Once we were mostly moved into the A-frame, Kaysee and I began the preparation for getting the new house on the Airbnb market. There was a lot of furniture moving, bed dismantling, re-arranging and then re-arranging again, and then a good measure of cleaning. But, it's almost there. 

The boys have held up incredibly well under all this. They took to their new living quarters like champs and have embraced their new reality at a full gallop. I can see signs of stress in each of them, but they're being open and talking about it and I think that really helps. I've seen more tears - especially when it starts to rain. Lochlan has been fixating on various things which is always difficult. Kelton decided to cut his own hair because he was hot and the results were... memorable. Madigan has been quite emotional with strong emotions in both directions. Declan has been supportive and caring, but I can see the weight literally making his shoulders a little lower. I had a come-apart yesterday. I had spent a couple hours washing the carpets with our obsolete, ear-splitting carpet cleaner. The carpets were (almost) spotless; then, Madigan came into the house with his boots covered in mud and... you guessed it. After an outburst of sobbing, I rallied myself and started re-cleaning the carpet, only for the carpet cleaner to give up and die. While scrubbing the mud out by hand, I cried some more. I realized that I was not crying about the carpet - not really. It was the reality that this incident reflected what so much of my life has felt like through this pretty wretched year. I have worked for years to make this place a refuge for our family, a place of beauty to return to when the going gets tough, when the challenges with Lochlan become too much, when darkness tries to consume. I have tended the gardens, pulled millions of weeds, moved thousands of rocks to make pathways, built fences... to watch it wash away in one flash flood. 

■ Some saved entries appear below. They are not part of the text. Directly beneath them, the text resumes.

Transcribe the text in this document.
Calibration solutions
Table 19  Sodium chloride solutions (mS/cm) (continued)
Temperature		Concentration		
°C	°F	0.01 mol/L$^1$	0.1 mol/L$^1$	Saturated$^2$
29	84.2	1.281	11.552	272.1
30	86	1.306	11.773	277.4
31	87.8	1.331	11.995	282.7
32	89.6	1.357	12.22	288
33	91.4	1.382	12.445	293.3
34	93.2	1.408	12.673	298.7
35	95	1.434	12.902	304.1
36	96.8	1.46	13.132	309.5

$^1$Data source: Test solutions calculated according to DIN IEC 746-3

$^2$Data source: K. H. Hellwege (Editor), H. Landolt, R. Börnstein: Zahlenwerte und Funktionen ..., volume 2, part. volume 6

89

But, I believe that suffering is never for nothing. I am to work diligently, to put my heart and soul into the things that are placed before me to do. The ultimate outcome of that work is not necessarily in my ability to determine. I am to teach my children to love well and to keep walking forward when all the world hurls itself against them. This life seems to be very much about the molding of our hearts through the process of suffering. We may not know in our lifetime why these things are required of us. I beg God to be merciful, but ultimately He is not obligated to be so. His goodness is everlasting though everything around us perish. He is moving in the unseen, so even when my confidence is shaken and fear crawls into my heart, I know that I am not alone. 

We need the rain to grow the things that are needed above us on the mountain. I consider the aspen groves that may grow abundantly upon our present burn scar. Perhaps our present suffering will bless future generations who will find hope and life in golden forests of aspen.